La Terra di S. Benedetto aveva una superficie di 80.000 ettari e comprendeva quelli che sono i territori degli attuali comuni di Acquafondata, Ausonia, Belmonte Castello, Suio, Castelnuovo Parano, Coreno Ausonio, Cassino, Cervaro, Piedimonte S. Germano, Pignataro Interamna, Pontecorvo, Roccadevandro, S. Giorgio a Liri, S. Andrea Vallefredda, S. Apollinare, S. Biagio Saracinisco, S. Ambrogio sul Garigliano, S. Elia Fiumerapido, S. Vittore del Lazio, S. Pietro Infine, Vallemaio, Vallerotonda, Villa S. Lucia, Viticuso, parte dei territori di Terelle, Esperia (S. Pietro in Curulis, Monticelli) di Sessa, di Minturno, lungo il corso del Garigliano, fino al mare, L’abate di Montecassino era ormai il più grande feudatario del centro sud.

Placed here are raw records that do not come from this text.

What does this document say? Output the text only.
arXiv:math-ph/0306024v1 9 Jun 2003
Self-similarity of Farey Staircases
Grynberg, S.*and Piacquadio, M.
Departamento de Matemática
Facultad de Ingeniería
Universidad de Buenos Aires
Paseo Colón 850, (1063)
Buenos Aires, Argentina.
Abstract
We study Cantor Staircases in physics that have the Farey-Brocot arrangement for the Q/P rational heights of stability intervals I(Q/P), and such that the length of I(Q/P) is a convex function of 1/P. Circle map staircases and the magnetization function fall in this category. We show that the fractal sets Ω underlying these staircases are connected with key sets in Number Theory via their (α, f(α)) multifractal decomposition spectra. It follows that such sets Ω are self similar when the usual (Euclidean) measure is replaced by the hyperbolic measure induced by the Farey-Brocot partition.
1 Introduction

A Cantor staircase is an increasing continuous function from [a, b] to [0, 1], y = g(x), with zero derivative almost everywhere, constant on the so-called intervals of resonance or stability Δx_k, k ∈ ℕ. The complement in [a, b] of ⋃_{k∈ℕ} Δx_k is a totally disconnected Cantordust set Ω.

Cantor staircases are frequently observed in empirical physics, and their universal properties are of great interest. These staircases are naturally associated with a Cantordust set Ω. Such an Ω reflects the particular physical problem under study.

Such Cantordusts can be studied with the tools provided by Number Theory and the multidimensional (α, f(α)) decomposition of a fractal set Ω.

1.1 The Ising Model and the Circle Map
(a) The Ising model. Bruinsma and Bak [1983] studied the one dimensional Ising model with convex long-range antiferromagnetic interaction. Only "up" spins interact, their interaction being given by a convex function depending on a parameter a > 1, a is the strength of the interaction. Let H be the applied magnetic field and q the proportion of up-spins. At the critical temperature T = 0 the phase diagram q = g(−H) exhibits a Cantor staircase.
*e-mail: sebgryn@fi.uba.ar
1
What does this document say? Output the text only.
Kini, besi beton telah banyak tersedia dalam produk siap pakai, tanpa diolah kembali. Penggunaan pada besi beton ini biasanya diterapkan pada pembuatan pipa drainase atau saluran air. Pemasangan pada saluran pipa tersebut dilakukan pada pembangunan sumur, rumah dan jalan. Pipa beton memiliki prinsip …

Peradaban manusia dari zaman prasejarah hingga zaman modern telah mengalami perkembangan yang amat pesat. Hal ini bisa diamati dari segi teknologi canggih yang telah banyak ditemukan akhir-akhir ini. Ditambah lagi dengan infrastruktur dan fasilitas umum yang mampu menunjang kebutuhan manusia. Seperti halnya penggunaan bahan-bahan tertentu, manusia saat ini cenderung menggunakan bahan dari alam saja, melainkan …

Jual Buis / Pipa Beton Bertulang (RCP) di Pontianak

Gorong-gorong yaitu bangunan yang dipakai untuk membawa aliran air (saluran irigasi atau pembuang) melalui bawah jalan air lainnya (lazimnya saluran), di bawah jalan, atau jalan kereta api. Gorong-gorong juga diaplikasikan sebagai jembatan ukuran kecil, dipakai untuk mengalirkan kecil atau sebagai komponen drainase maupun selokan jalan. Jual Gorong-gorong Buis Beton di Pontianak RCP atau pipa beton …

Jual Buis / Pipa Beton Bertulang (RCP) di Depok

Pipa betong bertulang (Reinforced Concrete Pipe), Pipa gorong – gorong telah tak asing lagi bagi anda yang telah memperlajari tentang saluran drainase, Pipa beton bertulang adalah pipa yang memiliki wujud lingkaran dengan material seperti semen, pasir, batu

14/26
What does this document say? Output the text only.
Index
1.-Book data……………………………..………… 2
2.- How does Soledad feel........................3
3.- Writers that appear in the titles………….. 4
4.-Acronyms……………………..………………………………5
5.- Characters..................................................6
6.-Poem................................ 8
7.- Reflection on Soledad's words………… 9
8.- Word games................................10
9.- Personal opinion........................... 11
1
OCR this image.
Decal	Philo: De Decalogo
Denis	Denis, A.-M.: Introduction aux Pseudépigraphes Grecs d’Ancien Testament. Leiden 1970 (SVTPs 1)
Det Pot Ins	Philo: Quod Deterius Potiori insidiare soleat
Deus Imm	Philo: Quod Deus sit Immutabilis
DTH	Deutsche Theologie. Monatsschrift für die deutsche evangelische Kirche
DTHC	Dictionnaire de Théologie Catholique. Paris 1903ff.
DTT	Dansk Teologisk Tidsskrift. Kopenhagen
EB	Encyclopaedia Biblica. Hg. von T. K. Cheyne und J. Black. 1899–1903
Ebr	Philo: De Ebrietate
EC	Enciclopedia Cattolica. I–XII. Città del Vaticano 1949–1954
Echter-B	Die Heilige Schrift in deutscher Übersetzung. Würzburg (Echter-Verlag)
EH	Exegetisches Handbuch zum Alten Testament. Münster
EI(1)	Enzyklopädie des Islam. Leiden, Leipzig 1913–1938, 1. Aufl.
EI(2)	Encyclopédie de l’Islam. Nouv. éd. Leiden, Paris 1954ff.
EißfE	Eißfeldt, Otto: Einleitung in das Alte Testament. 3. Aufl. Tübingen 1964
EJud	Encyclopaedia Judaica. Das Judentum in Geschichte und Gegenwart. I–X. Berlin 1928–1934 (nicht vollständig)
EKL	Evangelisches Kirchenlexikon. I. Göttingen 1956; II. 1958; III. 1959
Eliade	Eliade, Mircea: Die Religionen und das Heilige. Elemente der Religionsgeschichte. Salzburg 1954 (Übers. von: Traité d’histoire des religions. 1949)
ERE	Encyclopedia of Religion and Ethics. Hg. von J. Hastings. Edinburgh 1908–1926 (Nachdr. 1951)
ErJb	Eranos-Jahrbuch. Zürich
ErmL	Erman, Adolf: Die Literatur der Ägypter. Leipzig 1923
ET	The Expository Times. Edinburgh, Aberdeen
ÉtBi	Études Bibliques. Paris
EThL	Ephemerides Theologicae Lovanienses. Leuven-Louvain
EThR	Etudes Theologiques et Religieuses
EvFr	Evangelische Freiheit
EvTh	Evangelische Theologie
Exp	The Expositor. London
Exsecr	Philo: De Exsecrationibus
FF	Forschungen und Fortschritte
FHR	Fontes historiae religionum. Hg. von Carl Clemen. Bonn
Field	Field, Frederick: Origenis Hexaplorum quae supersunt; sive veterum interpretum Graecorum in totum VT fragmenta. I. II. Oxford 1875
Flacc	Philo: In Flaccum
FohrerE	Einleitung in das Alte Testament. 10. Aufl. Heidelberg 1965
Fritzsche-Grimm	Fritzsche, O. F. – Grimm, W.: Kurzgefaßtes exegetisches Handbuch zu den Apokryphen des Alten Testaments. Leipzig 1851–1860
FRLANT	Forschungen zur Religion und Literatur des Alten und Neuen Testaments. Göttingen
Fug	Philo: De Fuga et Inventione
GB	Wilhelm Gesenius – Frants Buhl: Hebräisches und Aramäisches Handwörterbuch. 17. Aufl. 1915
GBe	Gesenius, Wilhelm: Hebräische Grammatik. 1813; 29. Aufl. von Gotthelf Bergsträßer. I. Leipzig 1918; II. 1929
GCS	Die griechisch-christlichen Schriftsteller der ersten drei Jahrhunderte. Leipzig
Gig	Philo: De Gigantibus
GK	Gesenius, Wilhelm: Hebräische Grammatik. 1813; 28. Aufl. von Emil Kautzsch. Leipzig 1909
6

Tuttavia l’Abbazia non creò mai feudatari alle proprie dipendenze, per ragioni di opportunità, ma anche perché, grazie ad una forma di governo illuminata, ciò che in altre parti veniva conquistato con la forza qui si ebbe per la lungimiranza culturale degli abati.
All’abate, come “signore” feudale, competevano anche le giurisdizioni temporali, come l’amministrazione della giustizia, civile, fino al 1807, e criminale fino alla revoca operata da Carlo d’Angiò e ripresa solo nel 1669. A tale scopo egli nominava ogni anno un governatore che emetteva sentenze per conto dell’abate.
L’opera di gestione equilibrata del territorio si svolse soprattutto con strumenti giuridici, codificati tramite notai, grazie ai quali il popolo aveva consapevolezza piena dei propri diritti e dei propri doveri.
Tali strumenti furono norme giuridiche che garantivano i diritti essenziali della persona, i rapporti di carattere amministrativo, pubblico e privato.
Questa attività normativa fu molto intensa presso gli abati di Montecassino, soprattutto nel XIII secolo, assumendo forme di privilegi o “chartae libertatis”, statuti, decreti, inquisizioni, sentenze.